我看重供花村的原因。
在这里,我只是小小的擦边,没人会在意的,甚至死个把人都不是事。
但是,你直接搞死了警察,这不开玩笑的吗?
回村后,惠介约了我。
我赴了约。
在我出门时,我看到了阿川大悟失望的眼神。
他不希望我和供花村太近。
但是,钱啊,这东西是能往外推的吗?
还是酒馆。
但这回人少,没什么人。
可即便如此,惠介仍然挑选一个偏僻的角落。
我叫上了一瓶威士忌。
啊,理解一下,我对清酒无感。
我感觉这就像是这个国家。
为什么要喝清酒?
白酒撑不住劲,甜酒又觉得没味。
所以喝清酒。
那还不如喝米酒。
大概又觉得掉价了吧。
不像我,到目前为止,唯一适应的也就是威士忌。
我喝着酒,吃着寿司。
虽然量少,但我叫了很多。
我和一般人不一样,普通这个国家的人只能很少的吃,吃多了死要钱的。
很多人说这个国家的人吃得很少,不明白为什么。
是减肥吗?
不是。
是有一天,你感觉一下,你周遭的食品一下子贵了五六倍,那时你吃东西也会像这个国家一样精打细算了。
而我是不在意这样事的,所以我依然保持着好胃口。
看我吃为么快活,惠介忍不住了。
“你到底知道什么,阿川知道什么,他有在做什么,你知道的吧。

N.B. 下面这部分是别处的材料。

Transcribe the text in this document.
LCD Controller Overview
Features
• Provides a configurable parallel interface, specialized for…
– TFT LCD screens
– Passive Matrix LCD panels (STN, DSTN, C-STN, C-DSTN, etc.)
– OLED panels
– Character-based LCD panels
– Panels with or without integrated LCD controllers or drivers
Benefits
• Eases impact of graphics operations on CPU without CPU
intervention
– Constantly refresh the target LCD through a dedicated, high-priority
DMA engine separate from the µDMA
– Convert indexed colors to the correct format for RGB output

”
我心里冷笑。
阿川啊阿川。
我提醒过你的。
你已经被盯上了。
你的一切行为都在人家眼皮子底下。
怎么你还这么天真幼稚呢,做小动作,把自己暴露了呢。
搞得人家要找我谈话,怕我和他是一伙的。
但这样才好,这样才能赚取好处。
我微微一笑。
“你怕了。”
“……”
“你怕你们的秘密被人知道?”
“我不知道你在说什么。”
酒馆旁边,出来了几个人,其中一个是武斗派的睦夫。
我熟。
我哼地一笑道:“你们真蠢,那么有力量,为什么要把狩野杀了,区区一个狩野,根本没有任何能力,哪怕他手上收集到了全部的证据,人证,物证,全都俱全,你们也只需要找一个好点的律师就能解决问题,但你们偏偏把他——杀了。”
惠介的脑门冒滋汗了。
“我们没那么做。”
“是不是不重要,我们以为才是最重要的。昨天,我们找到了一些证据,阿川大概为此事去忙了的吧,他现在很想把这个案子揭破出来啊。”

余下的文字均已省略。